Enquanto um terço dos alimentos são perdidos entre os vários momentos de passagem da cadeia de abastecimento, a restante fatia pertence aos consumidores finais. Apesar de “Portugal estar na linha da frente no combate ao desperdício”, como revelou o representante da FAO, organização da ONU, cada português desperdiça, em média, “97 quilos de alimentos por ano, sendo o pão, o leite e a fruta fresca, os produtos mais desperdiçados pelas famílias portuguesas”, destacou Isabel Mota. A responsável pela fundação que deu tecto à iniciativa destacou a natureza social do problema, alertando que as “soluções têm gerado falhas e, por vezes, até novos problemas”.
O Fórum surgiu pela mão da Secretaria de Estado da Alimentação e da Investigação Agro-Alimentar, em conjunto com a Associação Portuguesa de Empresas de Distribuição (APED), a Confederação dos Agricultores de Portugal (CAP), a FAO – Organização da ONU para a Alimentação e Agricultura, a Federação das Indústrias Portuguesas Agro-alimentares (FIPA), a Fundação Calouste Gulbenkian e a INOVISA, também representadas nas várias sessões, que deram conta das oportunidades e desafios no combate ao desperdício.
Segundo Isabel Mota, “cerca de um milhão de toneladas de alimentos são desperdiçados por ano, em todas as fases da cadeia alimentar”. Concordando que este é um tema que necessita de grande controlo e gestão por parte dos envolventes na produção, distribuição e consumo dos produtos, responsáveis ligados ao sector, desde a área da investigação até às áreas comerciais e relacionadas com a solidariedade, marcaram presença no fórum, onde assumiram a responsabilidade por um futuro mais equilibrado. No final dos debates, os intervenientes assinaram, um documento onde se comprometeram a desenvolver práticas especializadas na redução do desperdício.

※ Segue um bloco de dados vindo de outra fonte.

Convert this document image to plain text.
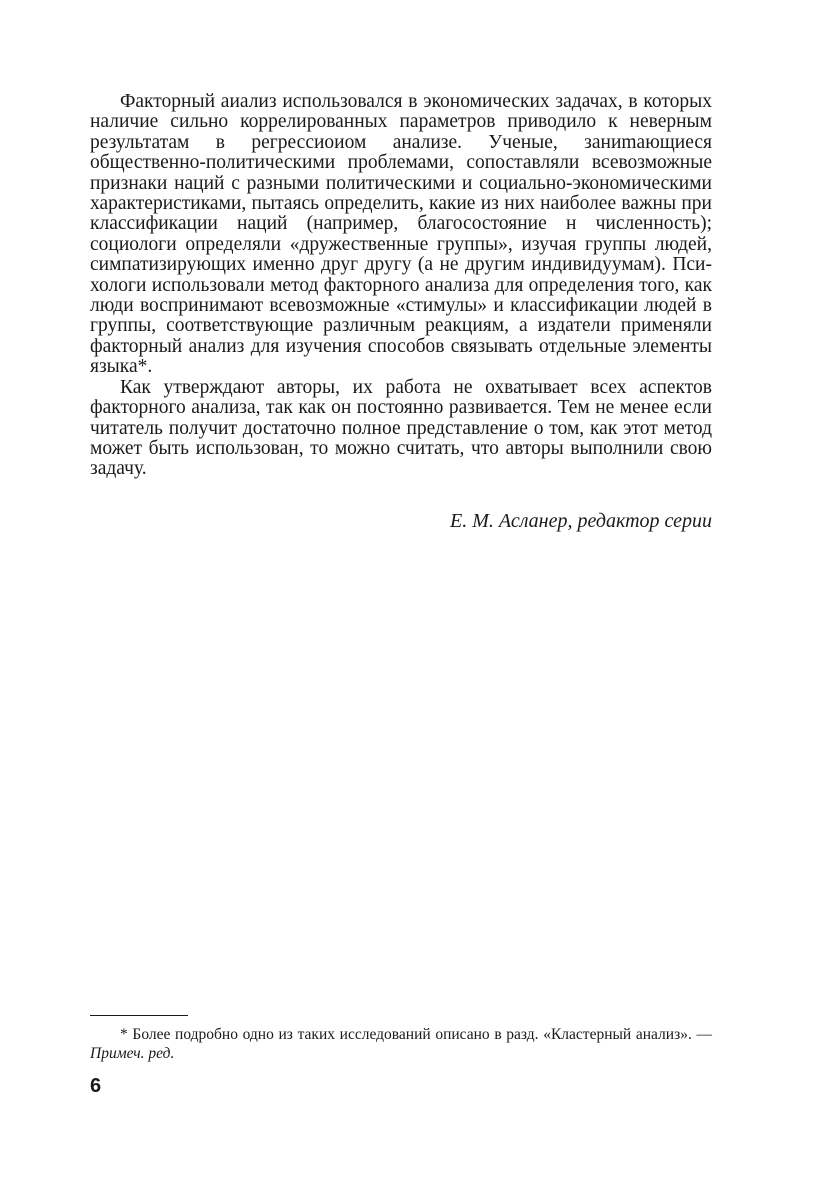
Факторный аиализ использовался в экономических задачах, в которых наличие сильно коррелированных параметров приводило к неверным результатам в регрессиоиом анализе. Ученые, заниmающиеся общественно-политическими проблемами, сопоставляли всевозможные признаки наций с разными политическими и социально-экономическими характеристиками, пытаясь определить, какие из них наиболее важны при классификации наций (например, благосостояние н численность); социологи определяли «дружественные группы», изучая группы людей, симпатизирующих именно друг другу (а не другим индивидуумам). Психологи использовали метод факторного анализа для определения того, как люди воспринимают всевозможные «стимулы» и классификации людей в группы, соответствующие различным реакциям, а издатели применяли факторный анализ для изучения способов связывать отдельные элементы языка*.

Как утверждают авторы, их работа не охватывает всех аспектов факторного анализа, так как он постоянно развивается. Тем не менее если читатель получит достаточно полное представление о том, как этот метод может быть использован, то можно считать, что авторы выполнили свою задачу.

Е. М. Асланер, редактор серии

* Более подробно одно из таких исследований описано в разд. «Кластерный анализ». — Примеч. ред.

6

Distribuição faz 5% do desperdício
Novas plataformas online vão permitir no futuro um melhor aproveitamento dos alimentos. A CAP está a desenvolver para os agricultores portugueses uma rede virtual que permite a partilha do excesso de produção, registando os produtos, de modo a que o Banco Alimentar ou as ONG (Organização Não Governamental) e empresas possam ter acesso ao excedentário. Também o Governo espanhol disponibiliza um meio de comunicação entre os profissionais, via net, de modo a que desviem os produtos para os parceiros mais carenciados, compensando uns aos outros.
A directora-geral da APED, uma das associações responsáveis pelo fórum, referiu, por sua vez, um estudo feito em 2010 que aponta uma média de 179 quilos de alimentos desperdiçados por pessoa, na Europa, durante um ano. “Ao contrário do que se supõe, a distribuição é apenas responsável por 5% do desperdício, enquanto 47% vem das famílias, na Europa”, evidenciou Ana Isabel Morais.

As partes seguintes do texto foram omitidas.